Monday, April 20, 2015

What Is a Daffodil?

A daffodil is a yellow, delicate flower.

That is what I would have told you before I moved to Silver Spring.

(Silver Spring is suburban hell. That is what I would have told you before I moved to Silver Spring.)

We saw this house on a rainy December day. It was warm and lit, the family evacuated temporarily, and there were just-baked cupcakes on the stove. It was a Home.

In the dark of February, we moved in, and so did the snow. The yard outside, white through the window pane, seemed like just a picture. Tree branches, low and forgiving, held out the precip measurements: two inches, three inches. Relentless.

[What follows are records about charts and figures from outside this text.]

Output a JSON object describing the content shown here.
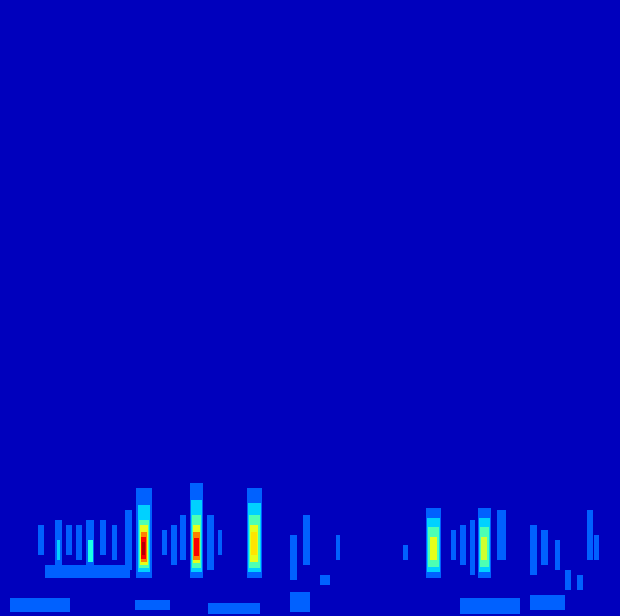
{
  "chart_data": {
    "type": "heatmap",
    "xlim": [
      0,
      620
    ],
    "ylim": [
      0,
      616
    ],
    "zlim": [
      0,
      1
    ],
    "tick_labels": false,
    "grid": false,
    "cells": [
      [
        0,
        620,
        0,
        616,
        0.06
      ],
      [
        136,
        152,
        38,
        128,
        0.22
      ],
      [
        138,
        150,
        44,
        111,
        0.33
      ],
      [
        139,
        149,
        48,
        96,
        0.45
      ],
      [
        140,
        148,
        51,
        91,
        0.6
      ],
      [
        141,
        147,
        54,
        84,
        0.75
      ],
      [
        141,
        146,
        57,
        79,
        0.88
      ],
      [
        142,
        145,
        61,
        74,
        0.95
      ],
      [
        190,
        203,
        38,
        133,
        0.22
      ],
      [
        191,
        202,
        44,
        116,
        0.33
      ],
      [
        192,
        201,
        48,
        101,
        0.45
      ],
      [
        193,
        200,
        53,
        91,
        0.6
      ],
      [
        193,
        200,
        56,
        84,
        0.75
      ],
      [
        194,
        199,
        60,
        78,
        0.88
      ],
      [
        247,
        262,
        38,
        128,
        0.22
      ],
      [
        248,
        261,
        44,
        113,
        0.33
      ],
      [
        249,
        260,
        48,
        101,
        0.45
      ],
      [
        250,
        258,
        54,
        91,
        0.6
      ],
      [
        251,
        257,
        61,
        84,
        0.65
      ],
      [
        426,
        441,
        38,
        108,
        0.22
      ],
      [
        427,
        440,
        44,
        98,
        0.33
      ],
      [
        428,
        439,
        49,
        89,
        0.45
      ],
      [
        430,
        437,
        56,
        79,
        0.6
      ],
      [
        478,
        491,
        38,
        108,
        0.22
      ],
      [
        479,
        490,
        44,
        98,
        0.33
      ],
      [
        480,
        489,
        49,
        89,
        0.45
      ],
      [
        481,
        487,
        56,
        79,
        0.58
      ],
      [
        38,
        44,
        61,
        91,
        0.22
      ],
      [
        55,
        62,
        51,
        96,
        0.22
      ],
      [
        57,
        60,
        56,
        76,
        0.33
      ],
      [
        66,
        72,
        61,
        91,
        0.22
      ],
      [
        76,
        82,
        56,
        91,
        0.22
      ],
      [
        86,
        94,
        51,
        96,
        0.22
      ],
      [
        88,
        93,
        54,
        76,
        0.4
      ],
      [
        100,
        106,
        61,
        96,
        0.22
      ],
      [
        112,
        117,
        56,
        91,
        0.22
      ],
      [
        125,
        132,
        46,
        106,
        0.22
      ],
      [
        162,
        167,
        61,
        86,
        0.22
      ],
      [
        171,
        177,
        51,
        91,
        0.22
      ],
      [
        180,
        186,
        56,
        101,
        0.22
      ],
      [
        207,
        214,
        46,
        101,
        0.22
      ],
      [
        218,
        222,
        61,
        86,
        0.22
      ],
      [
        290,
        297,
        36,
        81,
        0.22
      ],
      [
        303,
        310,
        51,
        101,
        0.22
      ],
      [
        336,
        340,
        56,
        81,
        0.22
      ],
      [
        403,
        408,
        56,
        71,
        0.22
      ],
      [
        451,
        456,
        56,
        86,
        0.22
      ],
      [
        460,
        466,
        51,
        91,
        0.22
      ],
      [
        470,
        475,
        41,
        96,
        0.22
      ],
      [
        497,
        506,
        56,
        106,
        0.22
      ],
      [
        530,
        537,
        41,
        91,
        0.22
      ],
      [
        541,
        548,
        51,
        86,
        0.22
      ],
      [
        555,
        560,
        46,
        76,
        0.22
      ],
      [
        565,
        571,
        26,
        46,
        0.22
      ],
      [
        577,
        583,
        26,
        41,
        0.22
      ],
      [
        587,
        593,
        56,
        106,
        0.22
      ],
      [
        594,
        599,
        56,
        81,
        0.22
      ],
      [
        10,
        70,
        4,
        18,
        0.22
      ],
      [
        135,
        170,
        6,
        16,
        0.22
      ],
      [
        208,
        260,
        2,
        13,
        0.22
      ],
      [
        290,
        310,
        4,
        24,
        0.22
      ],
      [
        460,
        520,
        2,
        18,
        0.22
      ],
      [
        530,
        565,
        6,
        21,
        0.22
      ],
      [
        320,
        330,
        31,
        41,
        0.22
      ],
      [
        45,
        130,
        38,
        51,
        0.22
      ]
    ]
  }
}
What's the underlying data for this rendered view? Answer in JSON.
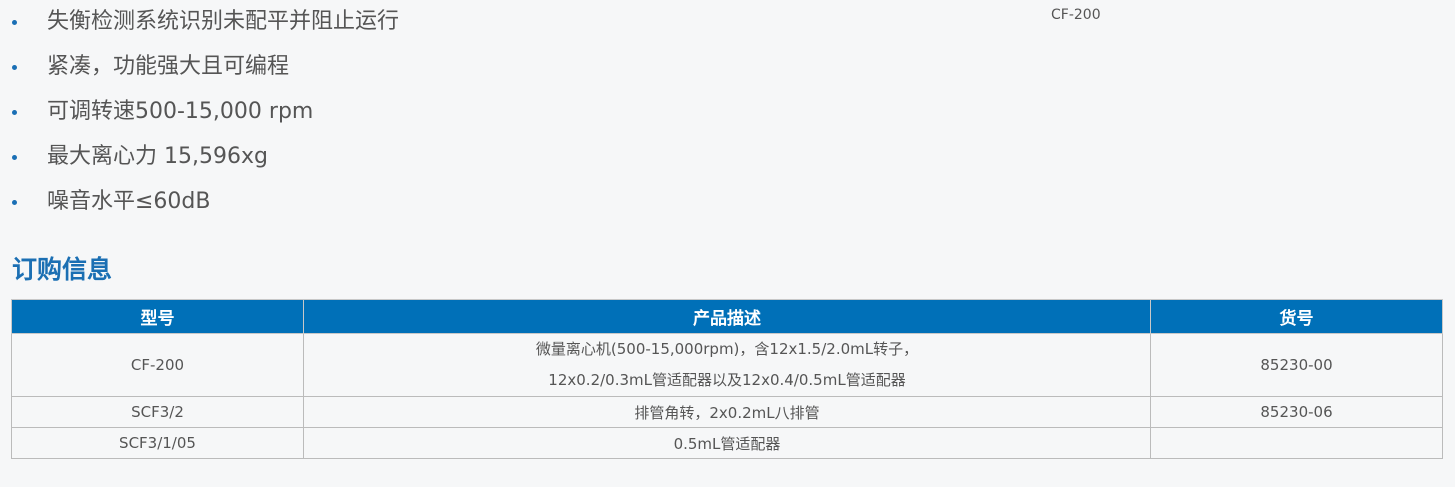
{
  "features": [
    "失衡检测系统识别未配平并阻止运行",
    "紧凑，功能强大且可编程",
    "可调转速500-15,000 rpm",
    "最大离心力 15,596xg",
    "噪音水平≤60dB"
  ],
  "model_tag": "CF-200",
  "ordering": {
    "title": "订购信息",
    "headers": [
      "型号",
      "产品描述",
      "货号"
    ],
    "rows": [
      {
        "model": "CF-200",
        "desc_lines": [
          "微量离心机(500-15,000rpm)，含12x1.5/2.0mL转子，",
          "12x0.2/0.3mL管适配器以及12x0.4/0.5mL管适配器"
        ],
        "sku": "85230-00"
      },
      {
        "model": "SCF3/2",
        "desc_lines": [
          "排管角转，2x0.2mL八排管"
        ],
        "sku": "85230-06"
      },
      {
        "model": "SCF3/1/05",
        "desc_lines": [
          "0.5mL管适配器"
        ],
        "sku": ""
      }
    ]
  },
  "colors": {
    "accent": "#0070b8",
    "heading": "#1b6fb3"
  }
}
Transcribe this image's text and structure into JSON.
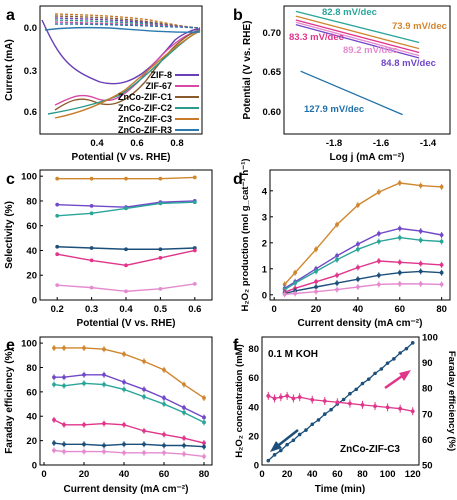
{
  "colors": {
    "ZIF-8": "#6a3fb5",
    "ZIF-67": "#d64aa6",
    "ZnCo-ZIF-C1": "#8a5a2c",
    "ZnCo-ZIF-C2": "#2a9a8a",
    "ZnCo-ZIF-C3": "#c87a2a",
    "ZnCo-ZIF-R3": "#2a7ab0",
    "grey": "#b7a0d8",
    "pink": "#e0358a",
    "purple": "#7048c8",
    "teal": "#2aa59a",
    "blue": "#1f6fa8",
    "orange": "#d0862e",
    "navy": "#1c4f7a",
    "lightpink": "#e48bd0"
  },
  "chart_data": [
    {
      "panel": "a",
      "type": "line",
      "xlabel": "Potential (V vs. RHE)",
      "ylabel": "Current (mA)",
      "xticks": [
        "0.4",
        "0.6",
        "0.8"
      ],
      "yticks": [
        "0.0",
        "0.3",
        "0.6"
      ],
      "xlim": [
        0.1,
        0.9
      ],
      "ylim": [
        0.75,
        -0.15
      ],
      "legend": [
        "ZIF-8",
        "ZIF-67",
        "ZnCo-ZIF-C1",
        "ZnCo-ZIF-C2",
        "ZnCo-ZIF-C3",
        "ZnCo-ZIF-R3"
      ]
    },
    {
      "panel": "b",
      "type": "line",
      "xlabel": "Log j (mA cm⁻²)",
      "ylabel": "Potential (V vs. RHE)",
      "xticks": [
        "-1.8",
        "-1.6",
        "-1.4"
      ],
      "yticks": [
        "0.60",
        "0.65",
        "0.70"
      ],
      "xlim": [
        -2.0,
        -1.3
      ],
      "ylim": [
        0.575,
        0.74
      ],
      "annotations": [
        "82.8 mV/dec",
        "73.9 mV/dec",
        "83.3 mV/dec",
        "89.2 mV/dec",
        "84.8 mV/dec",
        "127.9 mV/dec"
      ],
      "series": [
        {
          "color": "teal",
          "x": [
            -1.95,
            -1.43
          ],
          "y": [
            0.733,
            0.693
          ]
        },
        {
          "color": "orange",
          "x": [
            -1.95,
            -1.43
          ],
          "y": [
            0.727,
            0.685
          ]
        },
        {
          "color": "pink",
          "x": [
            -1.95,
            -1.43
          ],
          "y": [
            0.722,
            0.68
          ]
        },
        {
          "color": "lightpink",
          "x": [
            -1.95,
            -1.43
          ],
          "y": [
            0.719,
            0.676
          ]
        },
        {
          "color": "purple",
          "x": [
            -1.95,
            -1.43
          ],
          "y": [
            0.716,
            0.673
          ]
        },
        {
          "color": "blue",
          "x": [
            -1.93,
            -1.5
          ],
          "y": [
            0.656,
            0.6
          ]
        }
      ]
    },
    {
      "panel": "c",
      "type": "line",
      "xlabel": "Potential (V vs. RHE)",
      "ylabel": "Selectivity (%)",
      "xticks": [
        "0.2",
        "0.3",
        "0.4",
        "0.5",
        "0.6"
      ],
      "yticks": [
        "0",
        "20",
        "40",
        "60",
        "80",
        "100"
      ],
      "xlim": [
        0.15,
        0.65
      ],
      "ylim": [
        0,
        105
      ],
      "x": [
        0.2,
        0.3,
        0.4,
        0.5,
        0.6
      ],
      "series": [
        {
          "color": "orange",
          "values": [
            98,
            98,
            98,
            98,
            99
          ]
        },
        {
          "color": "purple",
          "values": [
            77,
            76,
            75,
            79,
            80
          ]
        },
        {
          "color": "teal",
          "values": [
            68,
            70,
            74,
            78,
            79
          ]
        },
        {
          "color": "navy",
          "values": [
            43,
            42,
            41,
            41,
            42
          ]
        },
        {
          "color": "pink",
          "values": [
            37,
            32,
            28,
            34,
            40
          ]
        },
        {
          "color": "lightpink",
          "values": [
            12,
            10,
            7,
            9,
            13
          ]
        }
      ]
    },
    {
      "panel": "d",
      "type": "line",
      "xlabel": "Current density (mA cm⁻²)",
      "ylabel": "H₂O₂ production (mol g_cat⁻¹ h⁻¹)",
      "xticks": [
        "0",
        "20",
        "40",
        "60",
        "80"
      ],
      "yticks": [
        "0",
        "1",
        "2",
        "3",
        "4"
      ],
      "xlim": [
        -2,
        84
      ],
      "ylim": [
        -0.2,
        4.8
      ],
      "x": [
        5,
        10,
        20,
        30,
        40,
        50,
        60,
        70,
        80
      ],
      "series": [
        {
          "color": "orange",
          "values": [
            0.4,
            0.85,
            1.75,
            2.7,
            3.45,
            3.95,
            4.3,
            4.2,
            4.15
          ]
        },
        {
          "color": "purple",
          "values": [
            0.25,
            0.5,
            1.0,
            1.5,
            1.95,
            2.35,
            2.55,
            2.45,
            2.3
          ]
        },
        {
          "color": "teal",
          "values": [
            0.2,
            0.45,
            0.9,
            1.35,
            1.75,
            2.05,
            2.2,
            2.1,
            2.05
          ]
        },
        {
          "color": "pink",
          "values": [
            0.1,
            0.25,
            0.5,
            0.75,
            1.05,
            1.3,
            1.25,
            1.2,
            1.15
          ]
        },
        {
          "color": "navy",
          "values": [
            0.05,
            0.15,
            0.3,
            0.45,
            0.6,
            0.75,
            0.85,
            0.9,
            0.85
          ]
        },
        {
          "color": "lightpink",
          "values": [
            0.02,
            0.05,
            0.12,
            0.2,
            0.3,
            0.4,
            0.42,
            0.42,
            0.4
          ]
        }
      ]
    },
    {
      "panel": "e",
      "type": "line",
      "xlabel": "Current density (mA cm⁻²)",
      "ylabel": "Faraday efficiency (%)",
      "xticks": [
        "0",
        "20",
        "40",
        "60",
        "80"
      ],
      "yticks": [
        "0",
        "20",
        "40",
        "60",
        "80",
        "100"
      ],
      "xlim": [
        -2,
        84
      ],
      "ylim": [
        0,
        105
      ],
      "x": [
        5,
        10,
        20,
        30,
        40,
        50,
        60,
        70,
        80
      ],
      "series": [
        {
          "color": "orange",
          "values": [
            96,
            96,
            96,
            95,
            91,
            85,
            78,
            66,
            55
          ]
        },
        {
          "color": "purple",
          "values": [
            72,
            72,
            74,
            74,
            68,
            62,
            55,
            47,
            39
          ]
        },
        {
          "color": "teal",
          "values": [
            66,
            65,
            67,
            66,
            62,
            56,
            50,
            43,
            35
          ]
        },
        {
          "color": "pink",
          "values": [
            37,
            33,
            33,
            34,
            33,
            28,
            25,
            22,
            18
          ]
        },
        {
          "color": "navy",
          "values": [
            18,
            17,
            17,
            16,
            17,
            17,
            16,
            16,
            15
          ]
        },
        {
          "color": "lightpink",
          "values": [
            12,
            11,
            11,
            11,
            10,
            10,
            10,
            9,
            7
          ]
        }
      ]
    },
    {
      "panel": "f",
      "type": "line",
      "xlabel": "Time (min)",
      "ylabel": "H₂O₂ concentration (mM)",
      "ylabel2": "Faraday efficiency (%)",
      "annotation": "0.1 M KOH",
      "sample": "ZnCo-ZIF-C3",
      "xticks": [
        "0",
        "20",
        "40",
        "60",
        "80",
        "100",
        "120"
      ],
      "yticks": [
        "0",
        "20",
        "40",
        "60",
        "80"
      ],
      "yticks2": [
        "50",
        "60",
        "70",
        "80",
        "90",
        "100"
      ],
      "xlim": [
        0,
        125
      ],
      "ylim": [
        0,
        88
      ],
      "ylim2": [
        50,
        100
      ],
      "concentration": {
        "x": [
          5,
          10,
          15,
          20,
          25,
          30,
          35,
          40,
          45,
          50,
          55,
          60,
          65,
          70,
          75,
          80,
          85,
          90,
          95,
          100,
          105,
          110,
          115,
          120
        ],
        "values": [
          3,
          7,
          10,
          14,
          17,
          21,
          24,
          28,
          31,
          35,
          38,
          42,
          45,
          49,
          52,
          56,
          59,
          63,
          66,
          70,
          73,
          77,
          80,
          84
        ]
      },
      "efficiency": {
        "x": [
          5,
          10,
          15,
          20,
          25,
          30,
          40,
          50,
          60,
          70,
          80,
          90,
          100,
          110,
          120
        ],
        "values": [
          77,
          76,
          76.5,
          77,
          76,
          76.5,
          75.5,
          75,
          74.5,
          74,
          73.5,
          73,
          72.5,
          72,
          71
        ]
      }
    }
  ]
}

The dining room was empty, and the extra bedroom was still pink, when my family came over to visit the house. My dad is the one who noticed something in the backyard, coming out of the mulch.

Daffodils, he said.

Really, I said. Wow. They were green blades slicing, improbably, through the nearly frozen soil. Having lived in the city so many years, I would have had no idea what the hell they were.

In the twentysomething temperatures, we turned off the humidifier, as warned, so that it wouldn't freeze and shut down the heat. We unpacked, and we waited.

My dad was right. The blades unsheathed themselves. Pale yellow flowers eventually marched into our yard. They lined the back wall, they streamed down the front walk.

We bought the house on hope, cupcakes, warmth, urban fatigue, and luck. It was built in 1948. 

A daffodil is a perennial, a bulb that you drop in the ground that flowers anew each year.

(Silver Spring is worth considering when your work is in the city but you're tired of sirens and exhaust.)

"They'll only last a few weeks," my dad said of the daffodils. I finally understood (i.e. finally asked) why he always went to the trouble of planting annuals, those cheery little flowers bound to last only until fall if they were lucky. 

The annuals would last until fall, that was the point. 

What else did he know that I hadn't asked about?

When I come home from work now, especially after a hard day, I go to see what new mysteries the backyard has decided to unveil. Someone who lived here, at some time, loved and knew daffodils, and planted many types.

"They're the soldiers of spring," I said one morning, watching them wave in a chilly breeze.

"What?" said Sir UncMo.

They're the brave ones, the ones who barrel forth on a bleak landscape, giving hope to the rest of us. They show us the way, then are gone too early.

Not to make it too heavy, but really.

The daffodil enthusiast who lived here planted different varieties. Never knew there was such a thing as more than one kind of daffodil. The yard has at least five types, including one with a sunny orange cup, another miniature and screaming yellow, another almost white like the snow. 

(Silver Spring is a place where I live happily now.)

I also never knew, until this season, that daffodils could inspire wonderfully nerdy columns with prose like this:

"I simply require Millennium Perfection, a buttercup-yellow trumpet of form and substance that makes King Alfred (or Carlton) look like a weed."

The couple who sold us house told us it had been meticulously maintained by two surgeons (it's near a hospital). Whoever planted those daffodils gave us a gift that goes way beyond blossoms. Did he or she know that, while kneeling in the dirt, thinking of spring?

A daffodil is a palliative, a show piece, a conversation, and a window on time.